Keruh dan pekatnya warna air sungai juga karena bercampur dengan limbah cair
yang belum terolah dengan baik.”
Maraknya tindakan tidak terpuji yang sering
dilakukan oleh warga, yaitu membuang limbah padat atau cair secara sembarangan
ke sungai sebelum diolah terlebih dahulu membuat kondisi air sungai di Yogya
semakin hari semakin memprihatinkan. Survei KLHK menunjukan bahwa sebanyak 73%
dari sungai yang ada di Indonesia, termasuk di Yogya, masuk kategori cemar
berat.
Menurut Pramu, Kepala Sub Bidang Pengawasan dan Pemulihan
Lingkungan Hidup Badan Lingkungan Hidup (BLH) Kota Yogyakarta, saat ditemui di
kantornya pada Senin (2/5), banyak ditemukannya kandungan bahan kimia berbahaya
seperti zat BOD, COD, nitrit dan amonia yang melebihi batas baku mutu
disebabkan oleh limbah yang dibuang ke badan sungai secara ngawur oleh warga.

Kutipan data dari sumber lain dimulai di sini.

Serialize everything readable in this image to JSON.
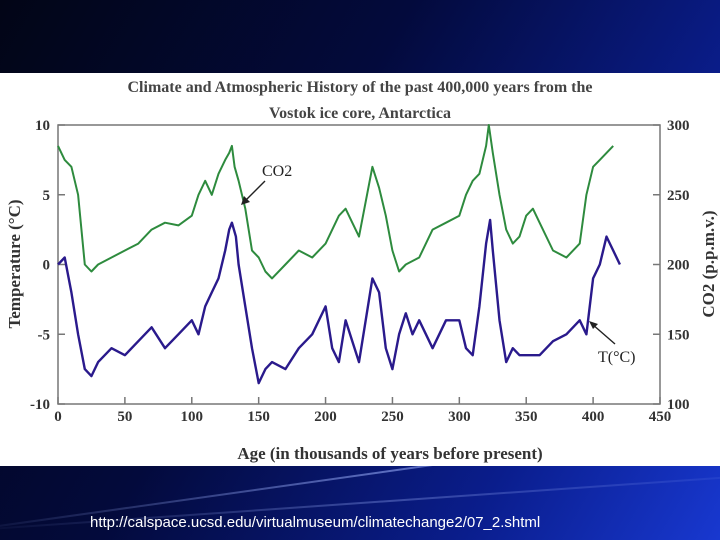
{
  "slide": {
    "source_url": "http://calspace.ucsd.edu/virtualmuseum/climatechange2/07_2.shtml"
  },
  "chart_data": {
    "type": "line",
    "title_line1": "Climate and Atmospheric History of the past 400,000 years from the",
    "title_line2": "Vostok ice core, Antarctica",
    "xlabel": "Age (in thousands of years before present)",
    "ylabel_left": "Temperature (°C)",
    "ylabel_right": "CO2 (p.p.m.v.)",
    "xlim": [
      0,
      450
    ],
    "ylim_left": [
      -10,
      10
    ],
    "ylim_right": [
      100,
      300
    ],
    "x_ticks": [
      "0",
      "50",
      "100",
      "150",
      "200",
      "250",
      "300",
      "350",
      "400",
      "450"
    ],
    "y_ticks_left": [
      "10",
      "5",
      "0",
      "-5",
      "-10"
    ],
    "y_ticks_right": [
      "300",
      "250",
      "200",
      "150",
      "100"
    ],
    "grid": false,
    "legend": "none",
    "annotations": [
      {
        "text": "CO2",
        "series": "co2",
        "x": 133,
        "y": 248
      },
      {
        "text": "T(°C)",
        "series": "temperature",
        "x": 395,
        "y": 160
      }
    ],
    "series": [
      {
        "id": "co2",
        "color": "#2e8b3e",
        "axis": "right",
        "x": [
          0,
          5,
          10,
          15,
          20,
          25,
          30,
          40,
          50,
          60,
          70,
          80,
          90,
          100,
          105,
          110,
          115,
          120,
          125,
          128,
          130,
          132,
          135,
          140,
          145,
          150,
          155,
          160,
          170,
          180,
          190,
          200,
          210,
          215,
          220,
          225,
          230,
          235,
          240,
          245,
          250,
          255,
          260,
          270,
          280,
          290,
          300,
          305,
          310,
          315,
          320,
          322,
          325,
          330,
          335,
          340,
          345,
          350,
          355,
          360,
          370,
          380,
          390,
          395,
          400,
          405,
          410,
          415
        ],
        "values": [
          285,
          275,
          270,
          250,
          200,
          195,
          200,
          205,
          210,
          215,
          225,
          230,
          228,
          235,
          250,
          260,
          250,
          265,
          275,
          280,
          285,
          270,
          260,
          240,
          210,
          205,
          195,
          190,
          200,
          210,
          205,
          215,
          235,
          240,
          230,
          220,
          245,
          270,
          255,
          235,
          210,
          195,
          200,
          205,
          225,
          230,
          235,
          250,
          260,
          265,
          285,
          300,
          280,
          250,
          225,
          215,
          220,
          235,
          240,
          230,
          210,
          205,
          215,
          250,
          270,
          275,
          280,
          285
        ]
      },
      {
        "id": "temperature",
        "color": "#2a1a8c",
        "axis": "left",
        "x": [
          0,
          5,
          8,
          10,
          15,
          20,
          25,
          30,
          40,
          50,
          60,
          70,
          80,
          90,
          100,
          105,
          110,
          115,
          120,
          125,
          128,
          130,
          133,
          135,
          140,
          145,
          150,
          155,
          160,
          170,
          180,
          190,
          200,
          205,
          210,
          215,
          220,
          225,
          230,
          235,
          240,
          245,
          250,
          255,
          260,
          265,
          270,
          280,
          290,
          300,
          305,
          310,
          315,
          320,
          323,
          325,
          330,
          335,
          340,
          345,
          350,
          360,
          370,
          380,
          390,
          395,
          400,
          405,
          410,
          415,
          420
        ],
        "values": [
          0,
          0.5,
          -1,
          -2,
          -5,
          -7.5,
          -8,
          -7,
          -6,
          -6.5,
          -5.5,
          -4.5,
          -6,
          -5,
          -4,
          -5,
          -3,
          -2,
          -1,
          1,
          2.5,
          3,
          2,
          0,
          -3,
          -6,
          -8.5,
          -7.5,
          -7,
          -7.5,
          -6,
          -5,
          -3,
          -6,
          -7,
          -4,
          -5.5,
          -7,
          -4,
          -1,
          -2,
          -6,
          -7.5,
          -5,
          -3.5,
          -5,
          -4,
          -6,
          -4,
          -4,
          -6,
          -6.5,
          -3,
          1.5,
          3.2,
          1,
          -4,
          -7,
          -6,
          -6.5,
          -6.5,
          -6.5,
          -5.5,
          -5,
          -4,
          -5,
          -1,
          0,
          2,
          1,
          0
        ]
      }
    ]
  }
}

Pramu mengatakan, sampah rumah tangga menjadi penyebab
utama pencemaran sungai di Yogyakarta. Provinsi DIY sudah memiliki Peraturan
Gubernur No. 7 Tahun 2010 tentang Baku Mutu Limbah Cair, yang mengatur batasan
maksimal limbah cair yang boleh dibuang ke lingkungan.
Menurut peraturan tersebut, limbah cair yang
berasal dari industri besar, kecil, dan rumah tangga sebelum dibuang ke
sungai harus terlebih dahulu diolah untuk menetralisir kandungan bahan-bahan
kimia. Parameter mutu buangan limbah cair diukur berdasarkan volume, kadar zat
pencemar, dan beban pencemaran limbah.
Denda sebesar Rp 2 juta dikenakan kepada warga yang
ketahuan membuang sampah sembarangan ke sungai. “Limbah cair yang tak terolah
dengan baik saja sangat berbahaya apabila dibuang langsung ke air sungai,
apalagi limbah padat. Ini dapat membahayakan ekosistem sungai, dan apabila
dibiarkan juga bisa berbahaya bagi kesehatan masyarakat,” kata Pramu.
Pramu mengatakan bahwa membakar sampah juga
bukan merupakan tindakan yang tepat. Berbagai zat berbahaya hasil pembakaran
seperti karbon tentunya dapat merusak lingkungan. “Namun, apabila masyarakat
memiliki inisiatif untuk menimbunnya, ini bisa menjadi pilihan,” katanya.
Jika melihat kondisi empat air sungai itu, warna keruh
dan banyaknya sampah menjadi indikasi kondisi lingkungan sungai yang buruk.
Idealnya, air sungai yang mengalir masuk kategori B di mana flora dan fauna
masih dapat hidup. Kategori A berarti air untuk dikonsumsi, sementara kategori
C berarti air tercemar berat.
Saat ini, predikat sungai dengan pencemaran tertinggi
masih dipegang oleh Sungai Code dengan titik pusat tercemar paling tinggi
berada di sekitar jembatan Tungkak dan Surokarsan. Banyaknya limbah padat
atau sampah di sepanjang alirannya menjadikan Code tidak hanya keruh, tetapi
juga berbau busuk, kental, dan mengandung banyak material padat berupa sampah.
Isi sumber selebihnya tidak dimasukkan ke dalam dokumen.